Viele Gartenbesitzer besitzen einen Teich. Dieser ist heutzutage leicht vorgefertigt zu bekommen oder mit Folie zu bauen. Er sollte aber mindestens 80 cm tief sein, damit er nicht bis auf den Grund einfriert. Im Winter sollte er zudem gründlich von hineingefallenen Blättern gereinigt werden, denn diese können verfaulen und den wenigen Sauerstoff im Teich verzehren.

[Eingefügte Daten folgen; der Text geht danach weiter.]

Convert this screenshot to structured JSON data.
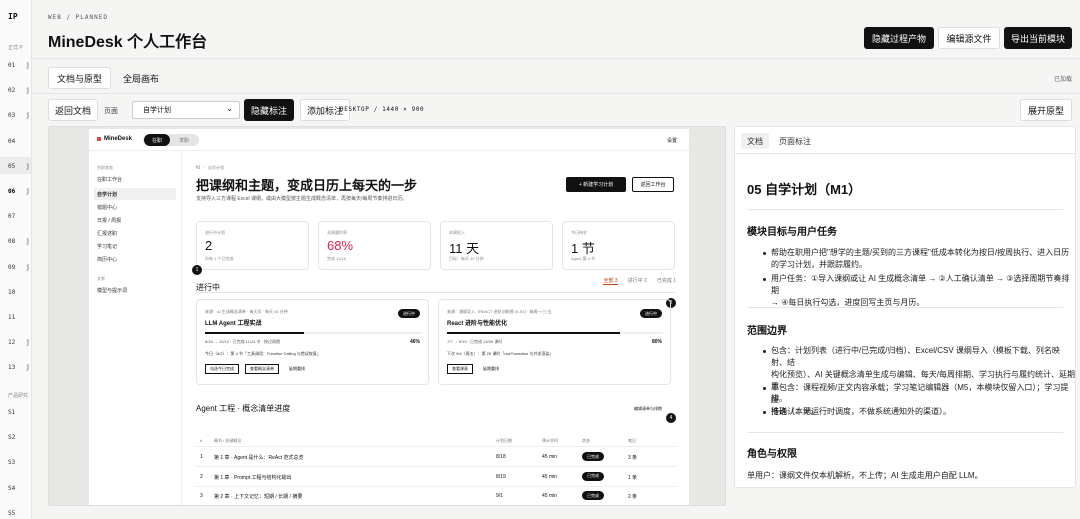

Die Kälte macht den Fischen nichts aus, denn als wechselwarme Tiere passen sie sich den jeweiligen Wassertemperaturen an. Probleme mit dem lebensnotwendigen Sauerstoff kann es an heißen Sommertagen oder dann geben, wenn den Teich eine Eisschicht bedeckt. Tödlich wird es, wenn das Wasser bis auf den Grund gefriert. Die Fische brauchen bei niedrigen Temperaturen nicht gefüttert zu werden.

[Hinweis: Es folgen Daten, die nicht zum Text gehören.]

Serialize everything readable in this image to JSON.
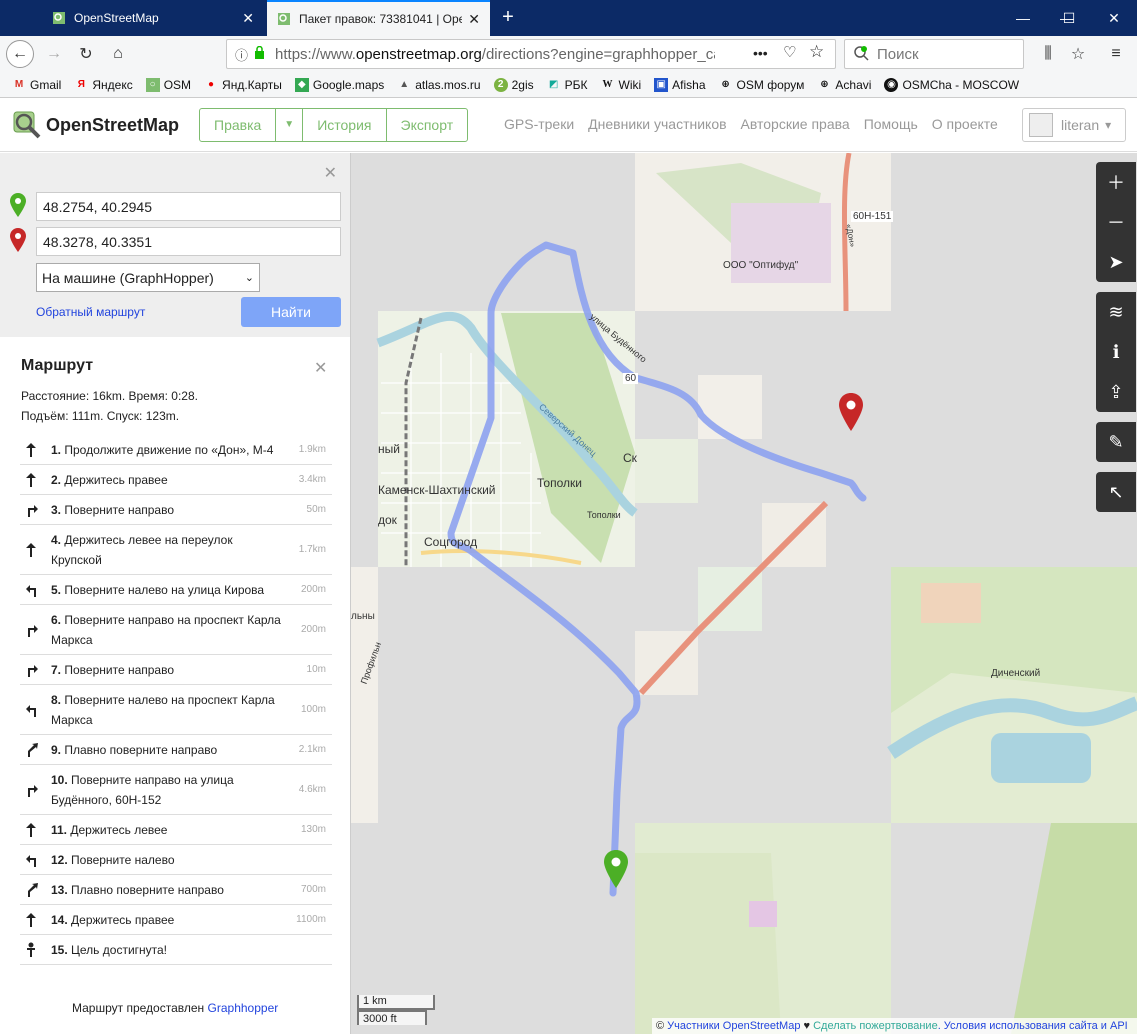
{
  "browser": {
    "tabs": [
      {
        "title": "OpenStreetMap",
        "active": false
      },
      {
        "title": "Пакет правок: 73381041 | OpenStreetMap",
        "active": true
      }
    ],
    "url_prefix": "https://www.",
    "url_domain": "openstreetmap.org",
    "url_path": "/directions?engine=graphhopper_car&r",
    "search_placeholder": "Поиск",
    "bookmarks": [
      "Gmail",
      "Яндекс",
      "OSM",
      "Янд.Карты",
      "Google.maps",
      "atlas.mos.ru",
      "2gis",
      "РБК",
      "Wiki",
      "Afisha",
      "OSM форум",
      "Achavi",
      "OSMCha - MOSCOW"
    ]
  },
  "osm": {
    "logo": "OpenStreetMap",
    "edit": "Правка",
    "history": "История",
    "export": "Экспорт",
    "links": [
      "GPS-треки",
      "Дневники участников",
      "Авторские права",
      "Помощь",
      "О проекте"
    ],
    "user": "literan",
    "user_caret": "▾"
  },
  "directions": {
    "from": "48.2754, 40.2945",
    "to": "48.3278, 40.3351",
    "engine": "На машине (GraphHopper)",
    "reverse": "Обратный маршрут",
    "go": "Найти"
  },
  "route": {
    "title": "Маршрут",
    "summary1": "Расстояние: 16km. Время: 0:28.",
    "summary2": "Подъём: 111m. Спуск: 123m.",
    "steps": [
      {
        "n": "1.",
        "text": "Продолжите движение по «Дон», M-4",
        "dist": "1.9km",
        "icon": "straight"
      },
      {
        "n": "2.",
        "text": "Держитесь правее",
        "dist": "3.4km",
        "icon": "straight"
      },
      {
        "n": "3.",
        "text": "Поверните направо",
        "dist": "50m",
        "icon": "right"
      },
      {
        "n": "4.",
        "text": "Держитесь левее на переулок Крупской",
        "dist": "1.7km",
        "icon": "straight"
      },
      {
        "n": "5.",
        "text": "Поверните налево на улица Кирова",
        "dist": "200m",
        "icon": "left"
      },
      {
        "n": "6.",
        "text": "Поверните направо на проспект Карла Маркса",
        "dist": "200m",
        "icon": "right"
      },
      {
        "n": "7.",
        "text": "Поверните направо",
        "dist": "10m",
        "icon": "right"
      },
      {
        "n": "8.",
        "text": "Поверните налево на проспект Карла Маркса",
        "dist": "100m",
        "icon": "left"
      },
      {
        "n": "9.",
        "text": "Плавно поверните направо",
        "dist": "2.1km",
        "icon": "slight-right"
      },
      {
        "n": "10.",
        "text": "Поверните направо на улица Будённого, 60Н-152",
        "dist": "4.6km",
        "icon": "right"
      },
      {
        "n": "11.",
        "text": "Держитесь левее",
        "dist": "130m",
        "icon": "straight"
      },
      {
        "n": "12.",
        "text": "Поверните налево",
        "dist": "",
        "icon": "left"
      },
      {
        "n": "13.",
        "text": "Плавно поверните направо",
        "dist": "700m",
        "icon": "slight-right"
      },
      {
        "n": "14.",
        "text": "Держитесь правее",
        "dist": "1100m",
        "icon": "straight"
      },
      {
        "n": "15.",
        "text": "Цель достигнута!",
        "dist": "",
        "icon": "destination"
      }
    ],
    "credit_prefix": "Маршрут предоставлен ",
    "credit_link": "Graphhopper"
  },
  "map": {
    "labels": {
      "kamensk": "Каменск-Шахтинский",
      "topolki": "Тополки",
      "topolki2": "Тополки",
      "socgorod": "Соцгород",
      "dichensky": "Диченский",
      "optifud": "ООО \"Оптифуд\"",
      "road": "60Н-151",
      "budennogo": "улица Будённого",
      "don_river": "Северский Донец",
      "don_road": "«Дон»",
      "n60": "60",
      "ny": "ный",
      "dok": "док",
      "sk": "Ск",
      "elny": "льны",
      "profil": "Профильн"
    },
    "scale_km": "1 km",
    "scale_ft": "3000 ft",
    "attrib_c": "© ",
    "attrib_osm": "Участники OpenStreetMap",
    "attrib_heart": " ♥ ",
    "attrib_donate": "Сделать пожертвование",
    "attrib_terms": ". Условия использования сайта и API"
  },
  "colors": {
    "osm_green": "#7ebc6f",
    "route_line": "#8da2f0",
    "start_pin": "#4caf26",
    "end_pin": "#c62828",
    "tab_bar": "#0c2a66"
  }
}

Bei einer zusammenhängenden Eisschicht kann man Strohbüschel hineingestecken: das lässt eine Öffnung frei. Dann bekommen die Fische ausreichend Sauerstoff, sie leben dank der tiefen Temperaturen auf einem niedrigen Level, außerdem bewegen sie sich wenig. Die Teichpflege ist umso einfacher, je größer der Teich angelegt wurde.

Der Karpfen

Der Karpfen, vom Wildtier zum Haustier.

Die Herkunft des Wildkarpfens ist bis heute nicht genau bewiesen. Wahrscheinlich stammt er aus Asien und kam von China bis zum Schwarzen Meer vor. Durch die Donau und Arme der Donau ist der Karpfen dann nach Europa vorgedrungen.
Dies geschah schon während der Steinzeit.
Die Römer schätzten den schuppigen Riesen als Delikatesse und machten ihn im Zuge ihrer Eroberungen europaweit bekannt.